For months now between 6:00 and 8:00 AM ET weekdays several hundred of us from around the world–some mornings in a special “Greenfield Remedial Chat Room”, and other days in a noisy conference call–have been discussing how to help Scott Greenfield get his blog thing on. First, however, we knew we had to tell you about the need to improve. The Japanese and Finnish members in particular got into an old fashioned street fight on both sides of the issue about whether and precisely how to do that. Finally, everyone thought you’d take it all a lot better if it came from me. I got elected.
Don’t take this wrong, overreact, or be disheartened. Six good posts in 5 years is certainly a promising start, if you look at it a certain way. Everyone wants you to succeed. So talk to me on the phone some Saturday when I have the time to help you with your posts. Slow and easy at first. But do stick with me, sir.
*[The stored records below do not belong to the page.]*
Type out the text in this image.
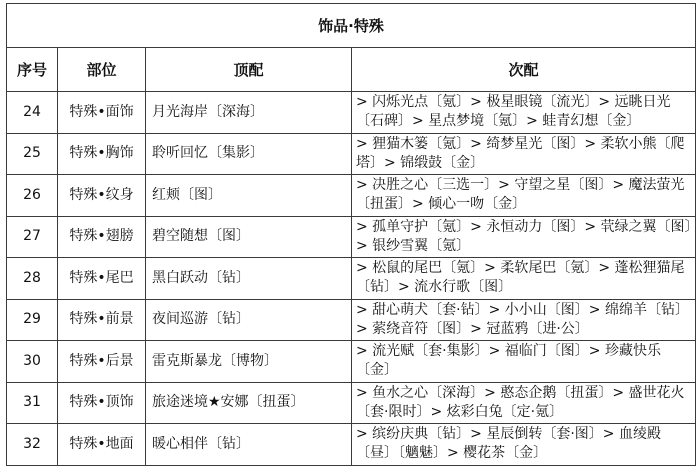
饰品·特殊			
序号	部位	顶配	次配
24	特殊•面饰	月光海岸〔深海〕	> 闪烁光点〔氪〕> 极星眼镜〔流光〕> 远眺日光〔石碑〕> 星点梦境〔氪〕> 蛙青幻想〔金〕
25	特殊•胸饰	聆听回忆〔集影〕	> 狸猫木篓〔氪〕> 绮梦星光〔图〕> 柔软小熊〔爬塔〕> 锦缎鼓〔金〕
26	特殊•纹身	红颊〔图〕	> 决胜之心〔三选一〕> 守望之星〔图〕> 魔法萤光〔扭蛋〕> 倾心一吻〔金〕
27	特殊•翅膀	碧空随想〔图〕	> 孤单守护〔氪〕> 永恒动力〔图〕> 茕绿之翼〔图〕> 银纱雪翼〔氪〕
28	特殊•尾巴	黑白跃动〔钻〕	> 松鼠的尾巴〔氪〕> 柔软尾巴〔氪〕> 蓬松狸猫尾〔钻〕> 流水行歌〔图〕
29	特殊•前景	夜间巡游〔钻〕	> 甜心萌犬〔套·钻〕> 小小山〔图〕> 绵绵羊〔钻〕> 萦绕音符〔图〕> 冠蓝鸦〔进·公〕
30	特殊•后景	雷克斯暴龙〔博物〕	> 流光赋〔套·集影〕> 福临门〔图〕> 珍藏快乐〔金〕
31	特殊•顶饰	旅途迷境★安娜〔扭蛋〕	> 鱼水之心〔深海〕> 憨态企鹅〔扭蛋〕> 盛世花火〔套·限时〕> 炫彩白兔〔定·氪〕
32	特殊•地面	暖心相伴〔钻〕	> 缤纷庆典〔钻〕> 星辰倒转〔套·图〕> 血绫殿〔昼〕〔魑魅〕> 樱花茶〔金〕
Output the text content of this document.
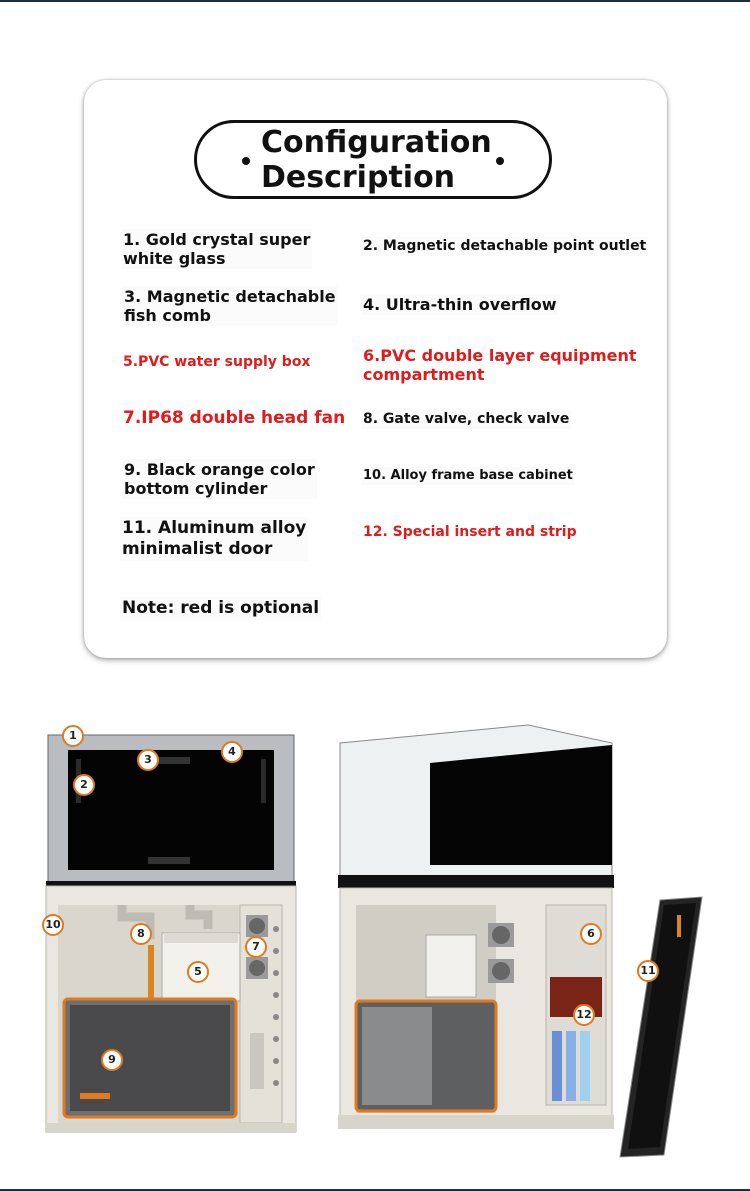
Configuration
Description
1. Gold crystal super
white glass
2. Magnetic detachable point outlet
3. Magnetic detachable
fish comb
4. Ultra-thin overflow
5.PVC water supply box	6.PVC double layer equipment
compartment
7.IP68 double head fan 8. Gate valve, check valve
9. Black orange color
bottom cylinder
10. Alloy frame base cabinet
11. Aluminum alloy
minimalist door
12. Special insert and strip
Note: red is optional
1
2
3
4
5
6
7
8
9
10
11
12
I’ll turn you into a goddamn animal.
You are the sunshine of my life.
Just got back to San Diego to this great news that (1) you know what you need to work on, and (2) you are taking this well! Knew it all along. You’re not mean-spirited, violent or vindictive, like they said.
Look forward to our first tutorial together on the phone this Saturday morning about 8 AM. Maybe tonight you can have that guy who works for you and your family–Enrique, is it? or maybe Raphael?–whose employment raised those past issues under the Tax Code and the 13th Amendment mix you up a bunch Bloody Marys for the session.
Do you recommend a celery stalk or wedge of lime? Personally, I think the former works better with a large dash of horse radish, quite the wake-me-up, you know.
Good thing this isn’t a family show.
Either is really snazzy if you’ve moved to Indianapolis or Charlotte. Just two ludes is fine.